Ese mismo argumento es que el camporismo ha utilizado en el último año y medio para cuestionar a Kicillof, acusándolo de estar al frente de un proyecto personal. La ex presidenta no nombró al Gobernador en ningún momento. No hubo señales públicas de distensión. “No van a aflojar nunca. Son básicos. Se quedan en la chiquita. Van a pelear hasta el final. Axel hizo lo que tenía que hacer”, sostuvo uno de los kicillofistas que entró al PJ.

En una segunda intervención CFK planteó que después de la derrota en el 2015 se pudo organizar una estrategia de construcción para volver al poder en el 2019. “Eso requiere de desprendimientos personales. La unidad siempre y cuando sea yo, no sirve”, fue otro de los mensajes con destinario claro.
Por último, ya fuera del partido, en una tarima improvisada, la ex presidenta habló directo hacia la interna del peronismo: “Lo único que escucho últimamente es qué lugar me toca en las listas. Déjense de joder”, sentenció. Y agregó: “Hay que ser solidarios. Hay que tener empatía con los demás. Pero nadie va a creer que somos solidarios si nos estamos despedazando entre nosotros”.

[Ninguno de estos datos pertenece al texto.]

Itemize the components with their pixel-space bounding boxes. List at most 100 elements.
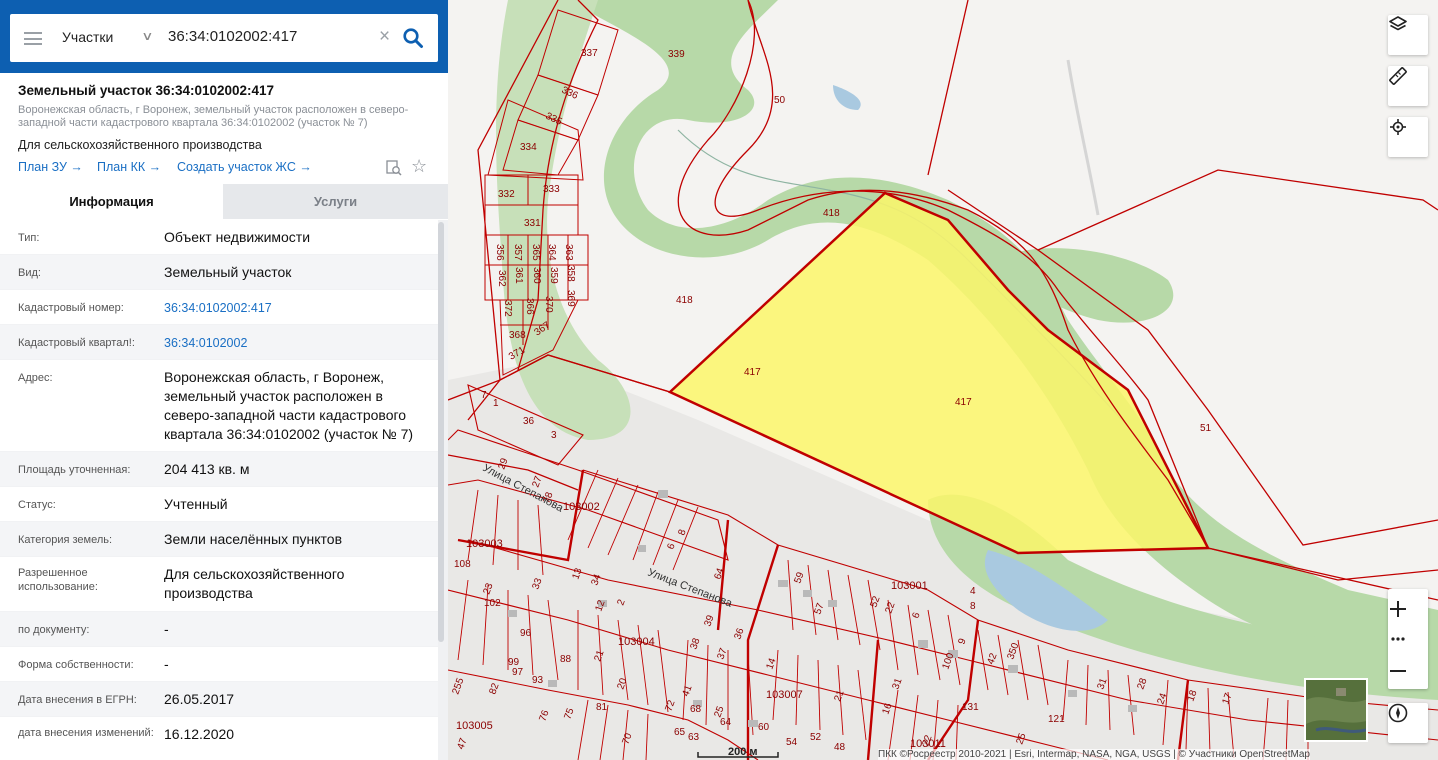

En el kicillofismo insisten hace tiempo con una idea, que se reforzó en la noche de ayer, luego del acto. “Cristina no le va a dar la lapicera. No le quiere dar el bastón de mando del que tanto habló. Va a pelear hasta último momento. No reconocen a Axel como un emergente”, sostuvo un importante funcionario del gabinete bonaerense.
En el acto de ayer hubo contradicciones muy marcadas. La ex presidenta reclamó la unidad pero, al mismo tiempo, no se privó de lanzar fuertes mensajes para Kicillof y su tropa. La tregua es a medias. Lo que se produjo el jueves es un acercamiento por necesidad. La unidad es necesaria para no perder y para que el peronismo no ingrese en una crisis aún más profunda.

CFK anticipó el fallo de la Corte Suprema. No tiene ninguna duda sobre la decisión que tomará el máximo tribunal. Entiende que en poco tiempo será detenida y por eso aceleró en el ordenamiento de su sector. En el plenario previo a su discurso se resolvió poner en estado de alerta y movilización a todas las tribus del esquema político y esperar la sentencia para avanzar con medidas concretas.
Todo lo que se haga será bajo la coordinación del PJ nacional. Los gremios más cercanos a la ex presidenta convocarán a un paro nacional con movilización. Y la dirigencia planea volcarse a las calles para hacer fuerte el reclamo del peronismo.
Las que siguen serán horas cruciales para el destino de CFK y de la fuerza política. La interna sigue. No se terminó. Armar una estrategia electoral conjunta será una tarea extremadamente difícil. Tienen por delante el desafío de intentarlo.